CEVAP: Davalı vekili cevap dilekçesinde özetle; davacı bankanın kendi içerisindeki usulsüz işlemleri müvekkiline yüklemeye çalıştığını, muhatap bankanın kendi çalışanlarının usulsüz işlemler yaptığını, bu durumdan müvekkilinin de mağdur olduğunu, bahsedilen ödemenin …Şti.’nden çekilen para olduğu yönünde sadece fareziye ve iddia bulunduğunu, müvekkilinin bu şirketle bir bağı bulunmadığını, müvekkili şirketin davacı bankanın personelinin yaptığı usulsüzlükler sebebiyle hiç bir menfaati olmadığını, zira müvekkili şirket yetkilisi …’ ün şahsi hesabından …-TL’nin bilgisi ve onayı olmaksızın kredi tanımlattırıldığını ve bu paranın başkalarına gönderildiğini, davacı bankanın alacağının varlığını ispatlamakla yükümlü olduğunu belirterek, davanın reddine karar verilmesini talep etmiştir.
DELİLLER VE DEĞERLENDİRİLMESİ: Dosya içerisine; banka kayıtları, dekont örnekleri ifade tutanakları sunulmuş, Antalya … İcra Müdürlüğünün … Esas sayılı takip dosyası, Antalya … Ağır Ceza Mahkemesinin … Esas sayılı dava dosyası, Antalya … Asliye Ticaret Mahkemesinin … D.İş sayılı dosyasının UYAP evrakları celp edilmiştir.
Dava: davacı banka personelinin usulsüz işlemleri ile davalıya haksız menfaat sağladığı …-TL paranın başka bir müşterinin hesabından davalıya aktarıldığı, bu nedenle bankanın zarara uğratıldığı iddiasıyla sebepsiz zenginleşme hükümleri uyarınca açılan alacak davası niteliğindedir.
Taraflar arasındaki uyuşmazlık; davacı banka eski personeli tarafından usulsüz işlemler yapılarak davalıya maddi menfaat sağlanıp sağlanmadığı, davalının sebepsiz zenginleşmesine yol açacak şekilde banka personeli tarafından davalı hesabına para transferi yapılıp yapılmadığı, davacının davalıdan bu eylem ve işlemler sonucu talep edebileceği sebepsiz zenginleşme hükümleri uyarınca alacak bulunup bulunmadığı hususlarına ilişkindir.
Antalya …Ağır Ceza Mahkemesi’nin … Esas sayılı dava dosyasında yargılama sonucunda … Sayılı karar ile davacı banka memurları hakkında zimmet suçundan dolayı cezalandırma cihetine gidilmiş, mahkeme gerekçesinde dava dosyamıza konu olan banka alacağı ile ilgili olarak yapılan incelemede “… tarihinde sanık …’un müşteki şirket … Şti hesabına şirket yetkilisi/ortağı bilgisi dışında … TL kredi kullandırım işlemi gerçekleştirdiği ve kredi tutarı olan … TL parayı müşteki sanık …’ün yetkilisi/ortağı olduğu … Şti hesabına aktardığı iddiası
Dosyada mevcut katılan banka müfettişlerinin hazırladığı denetim raporu, bu raporlara dayanak teşkil eden banka güvenlik kamerası görüntüleri, taraf anlatımları ve uzman bilirkişi heyetinden alınan bilirkişi raporuna göre gerek para çekme gerekse para yatırma işlemleri sırasında müşteki firma yetkililerinin şubede bulunmadığı bu şekilde sanık … ın … TL banka zimmetinden sorumlu olduğu kanısına varılmıştır.
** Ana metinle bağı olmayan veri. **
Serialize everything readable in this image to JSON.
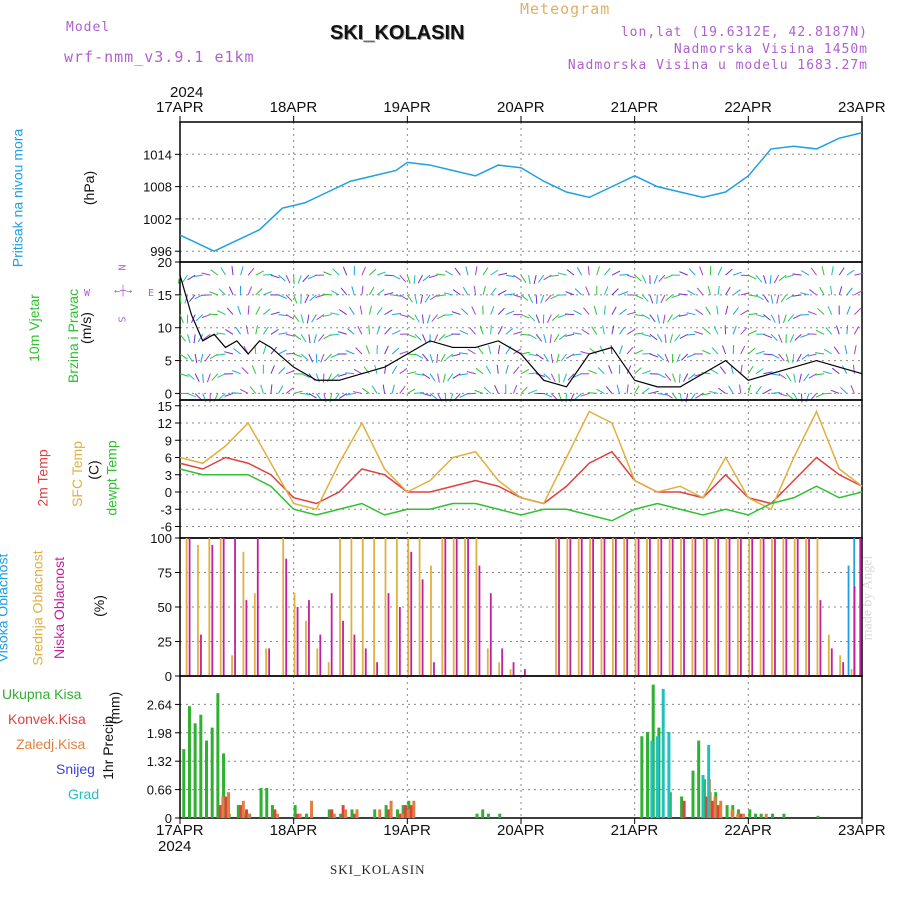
{
  "header": {
    "model_label": "Model",
    "model_name": "wrf-nmm_v3.9.1  e1km",
    "station": "SKI_KOLASIN",
    "meteogram": "Meteogram",
    "lonlat": "lon,lat (19.6312E, 42.8187N)",
    "altitude": "Nadmorska Visina 1450m",
    "model_altitude": "Nadmorska Visina u modelu 1683.27m"
  },
  "year": "2024",
  "dates": [
    "17APR",
    "18APR",
    "19APR",
    "20APR",
    "21APR",
    "22APR",
    "23APR"
  ],
  "footer": "SKI_KOLASIN",
  "watermark": "made by Angel",
  "colors": {
    "pressure": "#20a0e0",
    "temp2m": "#e04040",
    "sfc": "#e0b040",
    "dewpt": "#30c030",
    "high_cloud": "#20a0e0",
    "mid_cloud": "#e0b040",
    "low_cloud": "#c020a0",
    "total_precip": "#30b030",
    "conv_precip": "#e04040",
    "frozen_precip": "#e08040",
    "snow": "#4040e0",
    "hail": "#20c0c0"
  },
  "chart_data": [
    {
      "type": "line",
      "id": "pressure",
      "ylabel_main": "Pritisak na nivou mora",
      "ylabel_unit": "(hPa)",
      "yticks": [
        996,
        1002,
        1008,
        1014
      ],
      "ylim": [
        994,
        1020
      ],
      "x_days": [
        0,
        0.2,
        0.3,
        0.5,
        0.7,
        0.9,
        1.1,
        1.3,
        1.5,
        1.7,
        1.9,
        2.0,
        2.2,
        2.4,
        2.6,
        2.8,
        3.0,
        3.2,
        3.4,
        3.6,
        3.8,
        4.0,
        4.2,
        4.4,
        4.6,
        4.8,
        5.0,
        5.2,
        5.4,
        5.6,
        5.8,
        6.0
      ],
      "values": [
        999,
        997,
        996,
        998,
        1000,
        1004,
        1005,
        1007,
        1009,
        1010,
        1011,
        1012.5,
        1012,
        1011,
        1010,
        1012,
        1011.5,
        1009,
        1007,
        1006,
        1008,
        1010,
        1008,
        1007,
        1006,
        1007,
        1010,
        1015,
        1015.5,
        1015,
        1017,
        1018
      ],
      "grid": true
    },
    {
      "type": "line",
      "id": "wind",
      "ylabel_main": "10m Vjetar",
      "ylabel_sub": "Brzina i Pravac",
      "ylabel_unit": "(m/s)",
      "compass": [
        "N",
        "S",
        "W",
        "E"
      ],
      "yticks": [
        0,
        5,
        10,
        15,
        20
      ],
      "ylim": [
        -1,
        20
      ],
      "x_days": [
        0,
        0.1,
        0.2,
        0.3,
        0.4,
        0.5,
        0.6,
        0.7,
        0.8,
        1.0,
        1.2,
        1.4,
        1.6,
        1.8,
        2.0,
        2.2,
        2.4,
        2.6,
        2.8,
        3.0,
        3.2,
        3.4,
        3.6,
        3.8,
        4.0,
        4.2,
        4.4,
        4.6,
        4.8,
        5.0,
        5.2,
        5.4,
        5.6,
        5.8,
        6.0
      ],
      "values": [
        18,
        12,
        8,
        9,
        7,
        8,
        6,
        8,
        7,
        4,
        2,
        2,
        3,
        4,
        6,
        8,
        7,
        7,
        8,
        6,
        2,
        1,
        6,
        7,
        2,
        1,
        1,
        3,
        5,
        2,
        3,
        4,
        5,
        4,
        3
      ],
      "grid": true
    },
    {
      "type": "line",
      "id": "temperature",
      "ylabel_main": "2m Temp",
      "ylabel_sub": "SFC Temp",
      "ylabel_sub2": "dewpt Temp",
      "ylabel_unit": "(C)",
      "yticks": [
        -6,
        -3,
        0,
        3,
        6,
        9,
        12,
        15
      ],
      "ylim": [
        -8,
        16
      ],
      "x_days": [
        0,
        0.2,
        0.4,
        0.6,
        0.8,
        1.0,
        1.2,
        1.4,
        1.6,
        1.8,
        2.0,
        2.2,
        2.4,
        2.6,
        2.8,
        3.0,
        3.2,
        3.4,
        3.6,
        3.8,
        4.0,
        4.2,
        4.4,
        4.6,
        4.8,
        5.0,
        5.2,
        5.4,
        5.6,
        5.8,
        6.0
      ],
      "series": [
        {
          "name": "2m Temp",
          "color_key": "temp2m",
          "values": [
            5,
            4,
            6,
            5,
            3,
            -1,
            -2,
            0,
            4,
            3,
            0,
            0,
            1,
            2,
            1,
            -1,
            -2,
            1,
            5,
            7,
            2,
            0,
            0,
            -1,
            3,
            -1,
            -2,
            2,
            6,
            3,
            1
          ]
        },
        {
          "name": "SFC Temp",
          "color_key": "sfc",
          "values": [
            6,
            5,
            8,
            12,
            5,
            -2,
            -3,
            5,
            12,
            4,
            0,
            2,
            6,
            7,
            2,
            -1,
            -2,
            6,
            14,
            12,
            2,
            0,
            1,
            -1,
            6,
            -1,
            -3,
            6,
            14,
            4,
            1
          ]
        },
        {
          "name": "dewpt Temp",
          "color_key": "dewpt",
          "values": [
            4,
            3,
            3,
            3,
            1,
            -3,
            -4,
            -3,
            -2,
            -4,
            -3,
            -3,
            -2,
            -2,
            -3,
            -4,
            -3,
            -3,
            -4,
            -5,
            -3,
            -2,
            -3,
            -4,
            -3,
            -4,
            -2,
            -1,
            1,
            -1,
            0
          ]
        }
      ],
      "grid": true
    },
    {
      "type": "bar",
      "id": "cloud",
      "ylabel_main": "Visoka Oblacnost",
      "ylabel_sub": "Srednja Oblacnost",
      "ylabel_sub2": "Niska Oblacnost",
      "ylabel_unit": "(%)",
      "yticks": [
        0,
        25,
        50,
        75,
        100
      ],
      "ylim": [
        0,
        100
      ],
      "x_days": [
        0.05,
        0.15,
        0.25,
        0.35,
        0.45,
        0.55,
        0.65,
        0.75,
        0.9,
        1.0,
        1.1,
        1.2,
        1.3,
        1.4,
        1.5,
        1.6,
        1.7,
        1.8,
        1.9,
        2.0,
        2.1,
        2.2,
        2.3,
        2.4,
        2.5,
        2.6,
        2.7,
        2.8,
        2.9,
        3.0,
        3.3,
        3.4,
        3.5,
        3.6,
        3.7,
        3.8,
        3.9,
        4.0,
        4.1,
        4.2,
        4.3,
        4.4,
        4.5,
        4.6,
        4.7,
        4.8,
        4.9,
        5.0,
        5.1,
        5.2,
        5.3,
        5.4,
        5.5,
        5.6,
        5.7,
        5.8,
        5.9,
        5.95
      ],
      "series": [
        {
          "name": "Visoka Oblacnost",
          "color_key": "high_cloud",
          "values": [
            0,
            0,
            0,
            0,
            0,
            0,
            0,
            0,
            0,
            0,
            0,
            0,
            0,
            0,
            0,
            0,
            0,
            0,
            0,
            0,
            0,
            0,
            0,
            0,
            0,
            0,
            0,
            0,
            0,
            0,
            0,
            0,
            0,
            0,
            0,
            0,
            0,
            0,
            0,
            0,
            0,
            0,
            0,
            0,
            0,
            0,
            0,
            0,
            0,
            0,
            0,
            0,
            0,
            0,
            0,
            0,
            80,
            100
          ]
        },
        {
          "name": "Srednja Oblacnost",
          "color_key": "mid_cloud",
          "values": [
            100,
            95,
            100,
            100,
            15,
            90,
            60,
            20,
            100,
            60,
            40,
            20,
            10,
            100,
            100,
            100,
            100,
            100,
            100,
            100,
            100,
            80,
            100,
            100,
            100,
            100,
            20,
            10,
            5,
            0,
            100,
            100,
            100,
            100,
            100,
            100,
            100,
            100,
            100,
            100,
            100,
            100,
            100,
            100,
            100,
            100,
            100,
            100,
            100,
            100,
            100,
            100,
            100,
            100,
            30,
            15,
            5,
            0
          ]
        },
        {
          "name": "Niska Oblacnost",
          "color_key": "low_cloud",
          "values": [
            100,
            30,
            95,
            100,
            100,
            55,
            100,
            20,
            85,
            50,
            55,
            30,
            60,
            40,
            30,
            20,
            10,
            60,
            50,
            90,
            70,
            10,
            100,
            100,
            100,
            80,
            60,
            20,
            10,
            5,
            100,
            100,
            100,
            100,
            100,
            100,
            100,
            100,
            100,
            100,
            100,
            100,
            100,
            100,
            100,
            100,
            100,
            100,
            100,
            100,
            100,
            100,
            100,
            55,
            20,
            10,
            65,
            100
          ]
        }
      ],
      "grid": true
    },
    {
      "type": "bar",
      "id": "precip",
      "ylabel_main": "1hr Precip",
      "ylabel_unit": "(mm)",
      "yticks": [
        0,
        0.66,
        1.32,
        1.98,
        2.64
      ],
      "ylim": [
        0,
        3.3
      ],
      "legend": [
        "Ukupna Kisa",
        "Konvek.Kisa",
        "Zaledj.Kisa",
        "Snijeg",
        "Grad"
      ],
      "x_days": [
        0.02,
        0.07,
        0.12,
        0.17,
        0.22,
        0.27,
        0.32,
        0.37,
        0.42,
        0.5,
        0.55,
        0.6,
        0.7,
        0.75,
        0.8,
        1.0,
        1.1,
        1.3,
        1.4,
        1.5,
        1.7,
        1.8,
        1.9,
        1.95,
        2.0,
        2.6,
        2.65,
        2.7,
        2.8,
        4.05,
        4.1,
        4.15,
        4.2,
        4.3,
        4.4,
        4.5,
        4.55,
        4.6,
        4.65,
        4.7,
        4.8,
        4.85,
        4.9,
        5.0,
        5.05,
        5.1,
        5.2,
        5.3,
        5.6
      ],
      "series": [
        {
          "name": "Ukupna Kisa",
          "color_key": "total_precip",
          "values": [
            1.6,
            2.6,
            2.2,
            2.4,
            1.8,
            2.1,
            2.9,
            1.5,
            0.1,
            0.3,
            0.1,
            0.1,
            0.7,
            0.7,
            0.3,
            0.3,
            0.1,
            0.2,
            0.1,
            0.2,
            0.2,
            0.3,
            0.2,
            0.3,
            0.4,
            0.1,
            0.2,
            0.1,
            0.1,
            1.9,
            2.0,
            3.1,
            2.1,
            0.6,
            0.5,
            1.1,
            1.8,
            0.9,
            0.6,
            0.6,
            0.3,
            0.3,
            0.2,
            0.2,
            0.1,
            0.1,
            0.1,
            0.1,
            0.05
          ]
        },
        {
          "name": "Konvek.Kisa",
          "color_key": "conv_precip",
          "values": [
            0,
            0,
            0,
            0,
            0,
            0,
            0.3,
            0.5,
            0,
            0.3,
            0.2,
            0,
            0,
            0,
            0.2,
            0.1,
            0,
            0.2,
            0.3,
            0.1,
            0,
            0.2,
            0.1,
            0.3,
            0.3,
            0,
            0,
            0,
            0,
            0,
            0,
            0,
            0,
            0,
            0.4,
            0,
            0,
            0.5,
            0.4,
            0.3,
            0,
            0,
            0.1,
            0,
            0,
            0,
            0,
            0,
            0
          ]
        },
        {
          "name": "Zaledj.Kisa",
          "color_key": "frozen_precip",
          "values": [
            0,
            0,
            0,
            0,
            0,
            0,
            0.5,
            0.6,
            0,
            0.4,
            0.1,
            0,
            0,
            0,
            0.1,
            0.1,
            0.4,
            0.1,
            0.2,
            0.2,
            0.2,
            0.4,
            0.1,
            0.2,
            0.4,
            0,
            0,
            0,
            0,
            0,
            0,
            0,
            0,
            0,
            0,
            0,
            0,
            0.9,
            0.5,
            0.4,
            0.2,
            0.1,
            0.1,
            0,
            0,
            0.1,
            0,
            0,
            0
          ]
        },
        {
          "name": "Snijeg",
          "color_key": "snow",
          "values": [
            0,
            0,
            0,
            0,
            0,
            0,
            0,
            0,
            0,
            0,
            0,
            0,
            0,
            0,
            0,
            0,
            0,
            0,
            0,
            0,
            0,
            0,
            0,
            0,
            0,
            0,
            0,
            0,
            0,
            0,
            0,
            0,
            0,
            0,
            0,
            0,
            0,
            0,
            0,
            0,
            0,
            0,
            0,
            0,
            0,
            0,
            0,
            0,
            0
          ]
        },
        {
          "name": "Grad",
          "color_key": "hail",
          "values": [
            0,
            0,
            0,
            0,
            0,
            0,
            0,
            0,
            0,
            0,
            0,
            0,
            0,
            0,
            0,
            0,
            0,
            0,
            0,
            0,
            0,
            0,
            0,
            0,
            0,
            0,
            0,
            0,
            0,
            1.8,
            1.9,
            3.0,
            2.0,
            0,
            0,
            1.0,
            1.7,
            0,
            0,
            0,
            0,
            0,
            0,
            0,
            0,
            0,
            0,
            0,
            0
          ]
        }
      ],
      "grid": true
    }
  ]
}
Bilirkişi raporuna göre eylem basit zimmet suçunu oluşturduğu için sanık … TCK 160/1 maddesi gereğince cezalandırılmalıdır.
Paranın aktarıldığı … ün de zimmete iştiraki olduğu iddia edilmiştir. Yukarıda … numaralı iddiada da … ün hesabına giren … TL ile birlikte sanık … ün … TL zimmetten sorumlu olduğu iddia edilmiştir ancak mağdur sanık … tüm aşamalarda hesaplarından bu olaylardan önce bilgisi dışında … TL para çekildiğini hesaba yatan paraların önceden çekilen paralar olduğunu düşündüğünü savunmuştur. Gerçekten de banka müfettişlerinin raporlarında da belirtildiği üzere (… Bankası Teftiş Kurulu Başkanlığı nın … tarihli Kanuni soruşturma raporu sayfa 75-78) sanık … hesabından … tarihinde … TL para çıkışı olduğu, aynı zamanda sanık … hesabına … TL para girişi olduğu, para çekme işlemine ilişkin görüntülerde fiziki bir para hareketi olmadığı ve firma yetkilisinin de banka şubesinde bulunmadığı anlaşılmıştır.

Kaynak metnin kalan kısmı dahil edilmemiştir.